Again, as I am fully aware, this is just my opinion. But I was asked, so there it is. I don’t want to hurt anyone’s feelings, but hopefully this clarifies what I’m talking about.

You can, of course, consult my werewolf facts and related ask responses for more on my opinions and why I hold these opinions. And then I have lots of posts on various tropes and how I feel about those (including dog things and zombie things in relation to werewolves) in this section here.

AND! One more thing! This doesn’t necessarily condemn the werewolf product for me. It just has a 99.99% chance of doing so. Execution is everything. I love Resident Evil: Village/Resident Evil 8 because the hairy zombies are referred to as “lycans” like twice and are just hairy zombies that never resemble wolves or behave as wolves and I can just completely ignore that they’re supposed to be werewolves and overlook that. I love that game.

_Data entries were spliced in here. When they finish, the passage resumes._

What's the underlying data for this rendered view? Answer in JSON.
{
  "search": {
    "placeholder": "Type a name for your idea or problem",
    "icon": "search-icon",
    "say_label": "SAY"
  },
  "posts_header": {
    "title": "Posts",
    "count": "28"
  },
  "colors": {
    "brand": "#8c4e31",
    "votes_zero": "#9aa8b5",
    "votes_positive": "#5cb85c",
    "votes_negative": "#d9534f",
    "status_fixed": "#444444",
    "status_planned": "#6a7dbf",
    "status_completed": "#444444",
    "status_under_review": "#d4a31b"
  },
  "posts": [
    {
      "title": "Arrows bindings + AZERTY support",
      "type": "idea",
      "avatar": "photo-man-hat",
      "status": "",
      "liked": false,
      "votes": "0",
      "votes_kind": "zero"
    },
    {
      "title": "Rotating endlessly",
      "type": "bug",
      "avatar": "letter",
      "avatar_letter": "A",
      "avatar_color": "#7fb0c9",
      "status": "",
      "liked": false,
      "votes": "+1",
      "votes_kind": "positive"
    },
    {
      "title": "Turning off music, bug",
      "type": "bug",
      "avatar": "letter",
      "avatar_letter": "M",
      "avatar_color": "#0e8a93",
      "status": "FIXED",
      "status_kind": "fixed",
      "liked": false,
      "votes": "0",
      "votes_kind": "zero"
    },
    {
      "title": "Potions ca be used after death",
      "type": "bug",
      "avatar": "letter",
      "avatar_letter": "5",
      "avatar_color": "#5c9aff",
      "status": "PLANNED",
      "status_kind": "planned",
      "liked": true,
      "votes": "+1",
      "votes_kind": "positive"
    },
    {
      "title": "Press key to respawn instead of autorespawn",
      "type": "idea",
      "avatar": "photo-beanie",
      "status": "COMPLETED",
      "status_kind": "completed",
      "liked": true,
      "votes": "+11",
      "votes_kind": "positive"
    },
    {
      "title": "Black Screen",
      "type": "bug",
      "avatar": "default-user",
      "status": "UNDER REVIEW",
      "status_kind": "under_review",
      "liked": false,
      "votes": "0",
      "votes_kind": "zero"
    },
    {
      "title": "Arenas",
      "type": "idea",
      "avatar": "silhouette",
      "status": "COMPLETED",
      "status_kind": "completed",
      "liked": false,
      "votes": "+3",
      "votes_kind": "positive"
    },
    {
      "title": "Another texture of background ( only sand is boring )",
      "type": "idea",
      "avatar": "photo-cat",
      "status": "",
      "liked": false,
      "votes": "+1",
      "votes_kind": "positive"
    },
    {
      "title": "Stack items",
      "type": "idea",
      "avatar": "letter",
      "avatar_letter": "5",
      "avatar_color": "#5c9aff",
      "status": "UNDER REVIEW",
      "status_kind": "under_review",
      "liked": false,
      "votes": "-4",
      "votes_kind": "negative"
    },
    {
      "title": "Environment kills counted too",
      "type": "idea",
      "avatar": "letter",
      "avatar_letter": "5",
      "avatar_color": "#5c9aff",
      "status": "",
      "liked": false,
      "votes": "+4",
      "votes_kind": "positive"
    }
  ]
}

But if there’s this emphasis on big wolfish werewolves being zombies, it honestly makes it worse for me. For instance, I cannot even look at ESO anymore (and that makes me really sad).

And as for the dog jokes… I’ve only ever enjoyed the original Teen Wolf movie insofar as that goes, and some of the things in there still make me groan. But I did enjoy the movie and story enough that I still like it a lot. But will you ever see me watching that Goosebumps movie again? No. I’d sooner hang myself up on meathooks.

I just… would very much love to see werewolves be their own thing instead of zombies or dogs, and if they are just zombies or dogs in a thing, chances are incredibly high that, no, I won’t like it, and I may even have extreme dislike for it.

So let’s let werewolves be werewolves.

P.S.: Another pet peeve is referring to werewolves as just “wolves.” Why? They’re not wolves, they’re werewolves. That’s like calling them “weres.” Don’t dilute them to being one or the other – what makes them so great and so interesting is that they are both and neither at the same time!